Se ne è sicuri: non ci sono più la classe politica di una volta, i protagonisti e la qualità del tempo che fu. Complici i funerali e le partecipazioni stereotipate al cordoglio, quello scemare di qualità è dato per scontato. Penso, però, che sia falso. Il nostro problema è che noi – noi cittadini, noi italiani – ci ostiniamo a essere uguali a quel che fummo.
Certo, se si riascoltano o rileggono gli interventi politici di una volta non si può non cogliere l’abisso in quanto a dimestichezza con la lingua italiana. Ma quello ha a che vedere con la scuola, non con la politica. Il che non toglie l’esistenza di un legame fra le due cose: meno si forma e più ci si sforma. Ma a parte l’esprimersi nella lingua italiana, ho l’impressione che nel mendace ricordo del passato si tenda a cancellare troppe cose.
I funerali di Giorgio Napolitano non mancano di sovrabbondanza retorica. Ma anche d’ipocrisia.
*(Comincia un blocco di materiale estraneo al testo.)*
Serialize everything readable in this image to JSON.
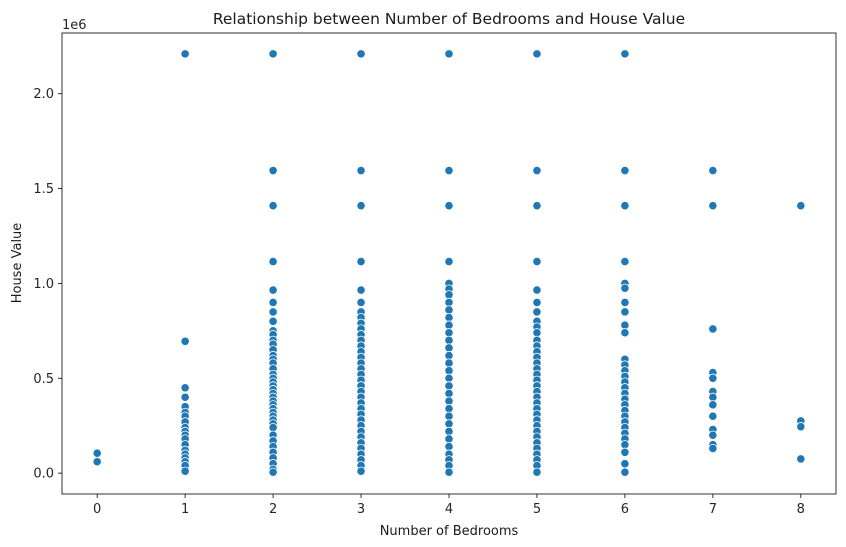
{
  "chart_data": {
    "type": "scatter",
    "title": "Relationship between Number of Bedrooms and House Value",
    "xlabel": "Number of Bedrooms",
    "ylabel": "House Value",
    "y_offset_label": "1e6",
    "xlim": [
      -0.4,
      8.4
    ],
    "ylim": [
      -110000,
      2320000
    ],
    "x_ticks": [
      0,
      1,
      2,
      3,
      4,
      5,
      6,
      7,
      8
    ],
    "y_ticks": [
      0,
      500000,
      1000000,
      1500000,
      2000000
    ],
    "y_tick_labels": [
      "0.0",
      "0.5",
      "1.0",
      "1.5",
      "2.0"
    ],
    "grid": false,
    "point_color": "#1f77b4",
    "series": [
      {
        "points": [
          {
            "x": 0,
            "y": 105000
          },
          {
            "x": 0,
            "y": 60000
          },
          {
            "x": 1,
            "y": 2210000
          },
          {
            "x": 1,
            "y": 695000
          },
          {
            "x": 1,
            "y": 450000
          },
          {
            "x": 1,
            "y": 400000
          },
          {
            "x": 1,
            "y": 350000
          },
          {
            "x": 1,
            "y": 320000
          },
          {
            "x": 1,
            "y": 300000
          },
          {
            "x": 1,
            "y": 270000
          },
          {
            "x": 1,
            "y": 240000
          },
          {
            "x": 1,
            "y": 220000
          },
          {
            "x": 1,
            "y": 200000
          },
          {
            "x": 1,
            "y": 180000
          },
          {
            "x": 1,
            "y": 150000
          },
          {
            "x": 1,
            "y": 120000
          },
          {
            "x": 1,
            "y": 100000
          },
          {
            "x": 1,
            "y": 80000
          },
          {
            "x": 1,
            "y": 60000
          },
          {
            "x": 1,
            "y": 40000
          },
          {
            "x": 1,
            "y": 10000
          },
          {
            "x": 2,
            "y": 2210000
          },
          {
            "x": 2,
            "y": 1595000
          },
          {
            "x": 2,
            "y": 1410000
          },
          {
            "x": 2,
            "y": 1115000
          },
          {
            "x": 2,
            "y": 965000
          },
          {
            "x": 2,
            "y": 900000
          },
          {
            "x": 2,
            "y": 850000
          },
          {
            "x": 2,
            "y": 800000
          },
          {
            "x": 2,
            "y": 750000
          },
          {
            "x": 2,
            "y": 730000
          },
          {
            "x": 2,
            "y": 700000
          },
          {
            "x": 2,
            "y": 680000
          },
          {
            "x": 2,
            "y": 650000
          },
          {
            "x": 2,
            "y": 620000
          },
          {
            "x": 2,
            "y": 600000
          },
          {
            "x": 2,
            "y": 580000
          },
          {
            "x": 2,
            "y": 550000
          },
          {
            "x": 2,
            "y": 520000
          },
          {
            "x": 2,
            "y": 500000
          },
          {
            "x": 2,
            "y": 480000
          },
          {
            "x": 2,
            "y": 460000
          },
          {
            "x": 2,
            "y": 440000
          },
          {
            "x": 2,
            "y": 420000
          },
          {
            "x": 2,
            "y": 400000
          },
          {
            "x": 2,
            "y": 380000
          },
          {
            "x": 2,
            "y": 360000
          },
          {
            "x": 2,
            "y": 340000
          },
          {
            "x": 2,
            "y": 320000
          },
          {
            "x": 2,
            "y": 300000
          },
          {
            "x": 2,
            "y": 280000
          },
          {
            "x": 2,
            "y": 260000
          },
          {
            "x": 2,
            "y": 240000
          },
          {
            "x": 2,
            "y": 200000
          },
          {
            "x": 2,
            "y": 170000
          },
          {
            "x": 2,
            "y": 140000
          },
          {
            "x": 2,
            "y": 110000
          },
          {
            "x": 2,
            "y": 80000
          },
          {
            "x": 2,
            "y": 50000
          },
          {
            "x": 2,
            "y": 20000
          },
          {
            "x": 2,
            "y": 5000
          },
          {
            "x": 3,
            "y": 2210000
          },
          {
            "x": 3,
            "y": 1595000
          },
          {
            "x": 3,
            "y": 1410000
          },
          {
            "x": 3,
            "y": 1115000
          },
          {
            "x": 3,
            "y": 965000
          },
          {
            "x": 3,
            "y": 900000
          },
          {
            "x": 3,
            "y": 850000
          },
          {
            "x": 3,
            "y": 820000
          },
          {
            "x": 3,
            "y": 790000
          },
          {
            "x": 3,
            "y": 760000
          },
          {
            "x": 3,
            "y": 730000
          },
          {
            "x": 3,
            "y": 700000
          },
          {
            "x": 3,
            "y": 670000
          },
          {
            "x": 3,
            "y": 640000
          },
          {
            "x": 3,
            "y": 610000
          },
          {
            "x": 3,
            "y": 580000
          },
          {
            "x": 3,
            "y": 550000
          },
          {
            "x": 3,
            "y": 520000
          },
          {
            "x": 3,
            "y": 490000
          },
          {
            "x": 3,
            "y": 460000
          },
          {
            "x": 3,
            "y": 430000
          },
          {
            "x": 3,
            "y": 400000
          },
          {
            "x": 3,
            "y": 370000
          },
          {
            "x": 3,
            "y": 340000
          },
          {
            "x": 3,
            "y": 310000
          },
          {
            "x": 3,
            "y": 280000
          },
          {
            "x": 3,
            "y": 250000
          },
          {
            "x": 3,
            "y": 220000
          },
          {
            "x": 3,
            "y": 190000
          },
          {
            "x": 3,
            "y": 160000
          },
          {
            "x": 3,
            "y": 130000
          },
          {
            "x": 3,
            "y": 100000
          },
          {
            "x": 3,
            "y": 70000
          },
          {
            "x": 3,
            "y": 40000
          },
          {
            "x": 3,
            "y": 10000
          },
          {
            "x": 4,
            "y": 2210000
          },
          {
            "x": 4,
            "y": 1595000
          },
          {
            "x": 4,
            "y": 1410000
          },
          {
            "x": 4,
            "y": 1115000
          },
          {
            "x": 4,
            "y": 1000000
          },
          {
            "x": 4,
            "y": 970000
          },
          {
            "x": 4,
            "y": 940000
          },
          {
            "x": 4,
            "y": 900000
          },
          {
            "x": 4,
            "y": 860000
          },
          {
            "x": 4,
            "y": 820000
          },
          {
            "x": 4,
            "y": 780000
          },
          {
            "x": 4,
            "y": 740000
          },
          {
            "x": 4,
            "y": 700000
          },
          {
            "x": 4,
            "y": 660000
          },
          {
            "x": 4,
            "y": 620000
          },
          {
            "x": 4,
            "y": 580000
          },
          {
            "x": 4,
            "y": 540000
          },
          {
            "x": 4,
            "y": 500000
          },
          {
            "x": 4,
            "y": 460000
          },
          {
            "x": 4,
            "y": 420000
          },
          {
            "x": 4,
            "y": 380000
          },
          {
            "x": 4,
            "y": 340000
          },
          {
            "x": 4,
            "y": 300000
          },
          {
            "x": 4,
            "y": 260000
          },
          {
            "x": 4,
            "y": 220000
          },
          {
            "x": 4,
            "y": 180000
          },
          {
            "x": 4,
            "y": 140000
          },
          {
            "x": 4,
            "y": 100000
          },
          {
            "x": 4,
            "y": 70000
          },
          {
            "x": 4,
            "y": 40000
          },
          {
            "x": 4,
            "y": 5000
          },
          {
            "x": 5,
            "y": 2210000
          },
          {
            "x": 5,
            "y": 1595000
          },
          {
            "x": 5,
            "y": 1410000
          },
          {
            "x": 5,
            "y": 1115000
          },
          {
            "x": 5,
            "y": 965000
          },
          {
            "x": 5,
            "y": 900000
          },
          {
            "x": 5,
            "y": 850000
          },
          {
            "x": 5,
            "y": 800000
          },
          {
            "x": 5,
            "y": 770000
          },
          {
            "x": 5,
            "y": 740000
          },
          {
            "x": 5,
            "y": 700000
          },
          {
            "x": 5,
            "y": 670000
          },
          {
            "x": 5,
            "y": 640000
          },
          {
            "x": 5,
            "y": 610000
          },
          {
            "x": 5,
            "y": 580000
          },
          {
            "x": 5,
            "y": 550000
          },
          {
            "x": 5,
            "y": 520000
          },
          {
            "x": 5,
            "y": 490000
          },
          {
            "x": 5,
            "y": 460000
          },
          {
            "x": 5,
            "y": 430000
          },
          {
            "x": 5,
            "y": 400000
          },
          {
            "x": 5,
            "y": 370000
          },
          {
            "x": 5,
            "y": 340000
          },
          {
            "x": 5,
            "y": 310000
          },
          {
            "x": 5,
            "y": 280000
          },
          {
            "x": 5,
            "y": 250000
          },
          {
            "x": 5,
            "y": 220000
          },
          {
            "x": 5,
            "y": 190000
          },
          {
            "x": 5,
            "y": 160000
          },
          {
            "x": 5,
            "y": 130000
          },
          {
            "x": 5,
            "y": 100000
          },
          {
            "x": 5,
            "y": 70000
          },
          {
            "x": 5,
            "y": 40000
          },
          {
            "x": 5,
            "y": 5000
          },
          {
            "x": 6,
            "y": 2210000
          },
          {
            "x": 6,
            "y": 1595000
          },
          {
            "x": 6,
            "y": 1410000
          },
          {
            "x": 6,
            "y": 1115000
          },
          {
            "x": 6,
            "y": 1000000
          },
          {
            "x": 6,
            "y": 975000
          },
          {
            "x": 6,
            "y": 900000
          },
          {
            "x": 6,
            "y": 850000
          },
          {
            "x": 6,
            "y": 780000
          },
          {
            "x": 6,
            "y": 740000
          },
          {
            "x": 6,
            "y": 600000
          },
          {
            "x": 6,
            "y": 570000
          },
          {
            "x": 6,
            "y": 540000
          },
          {
            "x": 6,
            "y": 510000
          },
          {
            "x": 6,
            "y": 480000
          },
          {
            "x": 6,
            "y": 450000
          },
          {
            "x": 6,
            "y": 420000
          },
          {
            "x": 6,
            "y": 390000
          },
          {
            "x": 6,
            "y": 360000
          },
          {
            "x": 6,
            "y": 330000
          },
          {
            "x": 6,
            "y": 300000
          },
          {
            "x": 6,
            "y": 270000
          },
          {
            "x": 6,
            "y": 240000
          },
          {
            "x": 6,
            "y": 210000
          },
          {
            "x": 6,
            "y": 180000
          },
          {
            "x": 6,
            "y": 150000
          },
          {
            "x": 6,
            "y": 110000
          },
          {
            "x": 6,
            "y": 50000
          },
          {
            "x": 6,
            "y": 5000
          },
          {
            "x": 7,
            "y": 1595000
          },
          {
            "x": 7,
            "y": 1410000
          },
          {
            "x": 7,
            "y": 760000
          },
          {
            "x": 7,
            "y": 530000
          },
          {
            "x": 7,
            "y": 500000
          },
          {
            "x": 7,
            "y": 430000
          },
          {
            "x": 7,
            "y": 400000
          },
          {
            "x": 7,
            "y": 360000
          },
          {
            "x": 7,
            "y": 300000
          },
          {
            "x": 7,
            "y": 230000
          },
          {
            "x": 7,
            "y": 200000
          },
          {
            "x": 7,
            "y": 150000
          },
          {
            "x": 7,
            "y": 130000
          },
          {
            "x": 8,
            "y": 1410000
          },
          {
            "x": 8,
            "y": 275000
          },
          {
            "x": 8,
            "y": 245000
          },
          {
            "x": 8,
            "y": 75000
          }
        ]
      }
    ]
  }
}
E non è che si sfugga all’ipocrisia con l’avversità e il parlarne male, perché quella è soltanto l’ipocrisia che sta dall’altra parte. Napolitano è uno degli ultimi, grandi figli del Novecento, secolo in cui tantissimi siamo nati, ma quando erano già sbocciati la pace e il sanissimo e benedetto vincolo esterno. Prima è stato il secolo delle tragedie e delle allucinazioni. E anche quello in cui siamo cresciuti noi è stato il secolo delle divisioni. Di cui, appunto, Napolitano era figlio.
Oggi tutti a dire: il grande europeista. Fu fiero oppositore parlamentare dell’ingresso dell’Italia nel Sistema monetario europeo, il nonno dell’euro. Fu sostenitore dell’eurocomunismo, con francesi, portoghesi e spagnoli che la storia ha seppellito. Tutti a dire: l’amico degli Usa e dell’Occidente. Fu amico dell’Urss e tale rimase anche dopo l’invasione di Praga. Che non condannò lui, ma il Pci. Avendo plaudito quella di Budapest. Fu il responsabile dei rapporti d’affari con l’Urss, ovvero del sistema che generava tangenti all’estero, confluenti con i finanziamenti diretti. Ma è demenziale pensare di addebitare queste cose a Napolitano, perché quelle erano le caratteristiche del secolo. Come è ipocrita cancellarle.
Non era un “comunista liberale”, che è come dire un “prete laico”. Vedeva gli errori comunisti, ma sentiva che nessuna salvezza poteva esistere fuori dal partito, come fuori dall’ecclesia. La classe politica che mise il partito avanti all’onestà delle idee non è in sé ammirevole. Anche se tale può apparire nella stagione in cui ciascuno fa il proprio partito e ci mette anche il nome del casato. In quelle condizioni fare politica – ovvero tenere vivo il conflitto nel proprio partito, trovare appoggi in altri e non rompere né il proprio né l’altrui – richiedeva destrezza. Napolitano che ammira Craxi non se la può cavare facendo prima un governo con Craxi e poi uno con Almirante, o viceversa. Cosa che oggi s’usa e getta.
Era migliore, quel mondo? No, è migliore il nostro. Gli interpreti del secolo diviso si videro cadere in testa i macigni del Muro di Berlino. Non seppero vedere la fine del comunismo, ma capirono che come comunisti erano finiti. E chi aveva fieramente avversato il comunismo non seppe vedere il cambio di spartito che quel crollo innescava. Il nostro mondo è migliore, ma noi siamo sempre gli stessi: pronti a tutto pur di non fare i conti con gli errori commessi, pronti ad abboccare a qualsiasi racconto storico pur di non fare i conti con la Storia. Il Paese che fu fascistissimo e poi si volle raccontare in armi nella Resistenza. Che si unì contro il volere del papato, ma volle raccontarsi che lo fece con fede cristiana. Che baratta il voto con l’avere per sé un brano di spesa pubblica e pretende che corrotti ed evasori siano sempre gli altri.
Si era già estinto il filone di derivazione risorgimentale. Si estinguerà presto il filone comunista. Si è stinta la scuola del cattolicesimo sociale. E capita perché stiamo meglio e si suppone non serva più pensare alla politica, preferendo il trasformismo ipocrita. Che, per non migliorare, resta una strada avvincente.